From a speed perspective, the Google DNS servers use prefetching, Google said, refreshing the record on a particular network request continuously, asychronously and independently of user requests for a large number of popular domains before the record expires. This allows Google Public DNS to serve many DNS requests in the round trip time it takes a packet to travel to our servers and back, the company claimed.

Google Public DNS was also put into place to prevent the sort of DNS poisoning attacks that were disclosed last year. The system can also prevent so-called DNS "amplification attacks" that attack the DNS server itself, and then use them to route other PCs to attack target sites in an orchestrated distributed denial-of-service attack.

But will users want to trust Google with their each and every request to the Internet? In an attempt to defuse concerns, Google also added a privacy page describing how it handles its records.

Google said that it does keep a user's unique IP address, but only for a short time, to detect and prevent a denial-of-service attack. Afterward, Google begins "burning the logs," in Ramaswami's words.

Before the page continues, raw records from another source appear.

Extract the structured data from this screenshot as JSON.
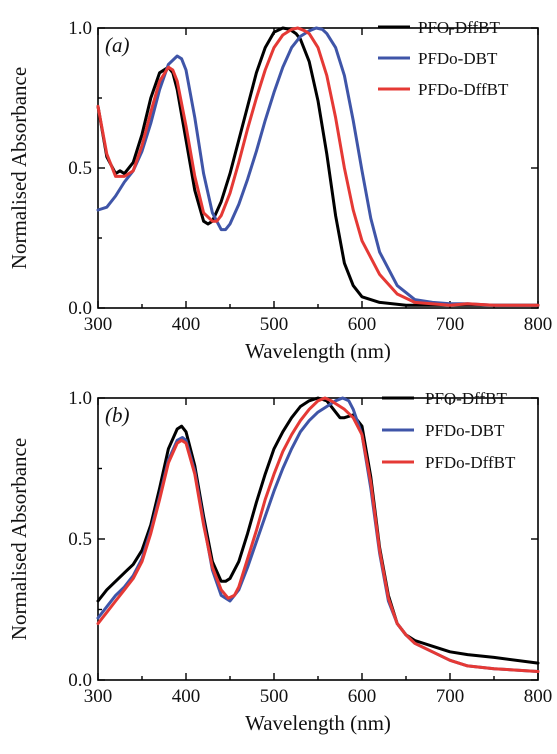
{
  "colors": {
    "black_series": "#000000",
    "blue_series": "#3f55a8",
    "red_series": "#e53935"
  },
  "chart_data": [
    {
      "type": "line",
      "panel_label": "(a)",
      "xlabel": "Wavelength (nm)",
      "ylabel": "Normalised Absorbance",
      "xlim": [
        300,
        800
      ],
      "ylim": [
        0.0,
        1.0
      ],
      "xticks": [
        "300",
        "400",
        "500",
        "600",
        "700",
        "800"
      ],
      "yticks": [
        "0.0",
        "0.5",
        "1.0"
      ],
      "grid": false,
      "legend_position": "top-right",
      "series": [
        {
          "name": "PFO-DffBT",
          "color": "#000000",
          "x": [
            300,
            310,
            320,
            325,
            330,
            340,
            350,
            360,
            370,
            380,
            385,
            390,
            400,
            410,
            420,
            425,
            430,
            440,
            450,
            460,
            470,
            480,
            490,
            500,
            510,
            518,
            525,
            530,
            540,
            550,
            560,
            570,
            580,
            590,
            600,
            620,
            650,
            700,
            720,
            750,
            800
          ],
          "y": [
            0.72,
            0.54,
            0.48,
            0.49,
            0.48,
            0.52,
            0.62,
            0.75,
            0.84,
            0.86,
            0.84,
            0.78,
            0.6,
            0.42,
            0.31,
            0.3,
            0.31,
            0.38,
            0.48,
            0.6,
            0.72,
            0.84,
            0.93,
            0.985,
            1.0,
            0.995,
            0.98,
            0.96,
            0.88,
            0.74,
            0.55,
            0.33,
            0.16,
            0.08,
            0.04,
            0.02,
            0.01,
            0.01,
            0.01,
            0.01,
            0.01
          ]
        },
        {
          "name": "PFDo-DBT",
          "color": "#3f55a8",
          "x": [
            300,
            310,
            320,
            330,
            340,
            350,
            360,
            370,
            380,
            390,
            395,
            400,
            410,
            420,
            430,
            440,
            445,
            450,
            460,
            470,
            480,
            490,
            500,
            510,
            520,
            530,
            540,
            548,
            555,
            560,
            570,
            580,
            590,
            600,
            610,
            620,
            640,
            660,
            680,
            700,
            720,
            750,
            800
          ],
          "y": [
            0.35,
            0.36,
            0.4,
            0.45,
            0.49,
            0.56,
            0.66,
            0.78,
            0.87,
            0.9,
            0.89,
            0.85,
            0.68,
            0.48,
            0.34,
            0.28,
            0.28,
            0.3,
            0.37,
            0.46,
            0.56,
            0.67,
            0.77,
            0.86,
            0.93,
            0.97,
            0.99,
            1.0,
            0.995,
            0.98,
            0.93,
            0.83,
            0.67,
            0.49,
            0.32,
            0.2,
            0.08,
            0.03,
            0.02,
            0.015,
            0.015,
            0.01,
            0.01
          ]
        },
        {
          "name": "PFDo-DffBT",
          "color": "#e53935",
          "x": [
            300,
            310,
            320,
            330,
            340,
            350,
            360,
            370,
            380,
            385,
            390,
            400,
            410,
            420,
            430,
            435,
            440,
            450,
            460,
            470,
            480,
            490,
            500,
            510,
            520,
            527,
            535,
            540,
            550,
            560,
            570,
            580,
            590,
            600,
            620,
            640,
            660,
            700,
            720,
            750,
            800
          ],
          "y": [
            0.72,
            0.55,
            0.47,
            0.47,
            0.49,
            0.58,
            0.7,
            0.81,
            0.86,
            0.85,
            0.81,
            0.65,
            0.47,
            0.34,
            0.31,
            0.31,
            0.33,
            0.41,
            0.52,
            0.64,
            0.75,
            0.85,
            0.93,
            0.975,
            0.995,
            1.0,
            0.99,
            0.98,
            0.93,
            0.83,
            0.68,
            0.5,
            0.35,
            0.24,
            0.12,
            0.05,
            0.02,
            0.01,
            0.015,
            0.01,
            0.01
          ]
        }
      ]
    },
    {
      "type": "line",
      "panel_label": "(b)",
      "xlabel": "Wavelength (nm)",
      "ylabel": "Normalised Absorbance",
      "xlim": [
        300,
        800
      ],
      "ylim": [
        0.0,
        1.0
      ],
      "xticks": [
        "300",
        "400",
        "500",
        "600",
        "700",
        "800"
      ],
      "yticks": [
        "0.0",
        "0.5",
        "1.0"
      ],
      "grid": false,
      "legend_position": "top-right",
      "series": [
        {
          "name": "PFO-DffBT",
          "color": "#000000",
          "x": [
            300,
            310,
            320,
            330,
            340,
            350,
            360,
            370,
            380,
            390,
            395,
            400,
            410,
            420,
            430,
            440,
            445,
            450,
            460,
            470,
            480,
            490,
            500,
            510,
            520,
            530,
            540,
            550,
            560,
            570,
            575,
            580,
            590,
            600,
            610,
            620,
            630,
            640,
            650,
            660,
            680,
            700,
            720,
            750,
            800
          ],
          "y": [
            0.28,
            0.32,
            0.35,
            0.38,
            0.41,
            0.46,
            0.55,
            0.68,
            0.82,
            0.89,
            0.9,
            0.88,
            0.76,
            0.58,
            0.42,
            0.35,
            0.35,
            0.36,
            0.42,
            0.52,
            0.63,
            0.73,
            0.82,
            0.88,
            0.93,
            0.97,
            0.99,
            1.0,
            0.99,
            0.95,
            0.93,
            0.93,
            0.94,
            0.9,
            0.72,
            0.47,
            0.3,
            0.2,
            0.16,
            0.14,
            0.12,
            0.1,
            0.09,
            0.08,
            0.06
          ]
        },
        {
          "name": "PFDo-DBT",
          "color": "#3f55a8",
          "x": [
            300,
            310,
            320,
            330,
            340,
            350,
            360,
            370,
            380,
            390,
            396,
            400,
            410,
            420,
            430,
            440,
            450,
            460,
            470,
            480,
            490,
            500,
            510,
            520,
            530,
            540,
            550,
            560,
            570,
            578,
            585,
            590,
            600,
            610,
            620,
            630,
            640,
            650,
            660,
            680,
            700,
            720,
            750,
            800
          ],
          "y": [
            0.22,
            0.26,
            0.3,
            0.33,
            0.37,
            0.43,
            0.53,
            0.65,
            0.78,
            0.85,
            0.86,
            0.85,
            0.74,
            0.56,
            0.39,
            0.3,
            0.28,
            0.32,
            0.4,
            0.49,
            0.58,
            0.67,
            0.75,
            0.82,
            0.88,
            0.92,
            0.95,
            0.97,
            0.99,
            1.0,
            0.99,
            0.96,
            0.87,
            0.68,
            0.45,
            0.28,
            0.2,
            0.16,
            0.13,
            0.1,
            0.07,
            0.05,
            0.04,
            0.03
          ]
        },
        {
          "name": "PFDo-DffBT",
          "color": "#e53935",
          "x": [
            300,
            310,
            320,
            330,
            340,
            350,
            360,
            370,
            380,
            390,
            395,
            400,
            410,
            420,
            430,
            440,
            448,
            455,
            460,
            470,
            480,
            490,
            500,
            510,
            520,
            530,
            540,
            550,
            558,
            565,
            570,
            580,
            590,
            600,
            610,
            620,
            630,
            640,
            650,
            660,
            680,
            700,
            720,
            750,
            800
          ],
          "y": [
            0.2,
            0.24,
            0.28,
            0.32,
            0.36,
            0.42,
            0.52,
            0.64,
            0.77,
            0.84,
            0.85,
            0.84,
            0.73,
            0.55,
            0.4,
            0.32,
            0.29,
            0.3,
            0.33,
            0.43,
            0.53,
            0.64,
            0.73,
            0.81,
            0.87,
            0.92,
            0.96,
            0.99,
            1.0,
            0.99,
            0.98,
            0.96,
            0.93,
            0.87,
            0.7,
            0.46,
            0.29,
            0.2,
            0.16,
            0.13,
            0.1,
            0.07,
            0.05,
            0.04,
            0.03
          ]
        }
      ]
    }
  ]
}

"Google Public DNS stores two sets of logs: temporary and permanent. The temporary logs store the full IP address of the machine you're using," the company said. "We have to do this so that we can spot potentially bad things like DDoS attacks and so we can fix problems, such as particular domains not showing up for specific users. We delete these temporary logs within 24 to 48 hours.

"In the permanent logs, we don't keep personally identifiable information or IP information. We do keep some location information (at the city/metro level) so that we can conduct debugging, analyze abuse phenomena and improve the Google Public DNS prefetching feature. We don't correlate or combine your information from these logs with any other log data that Google might have about your use of other services, such as data from Web Search and data from advertising on the Google content network. After keeping this data for two weeks, we randomly sample a small subset for permanent storage."

Google representatives referred questions about privacy to the privacy page, but said that the company would make executives available for comment later Thursday morning.

Editor's Note:: This story was updated at 11:56 AM PT with comments from OpenDNS Ulevitch and more details.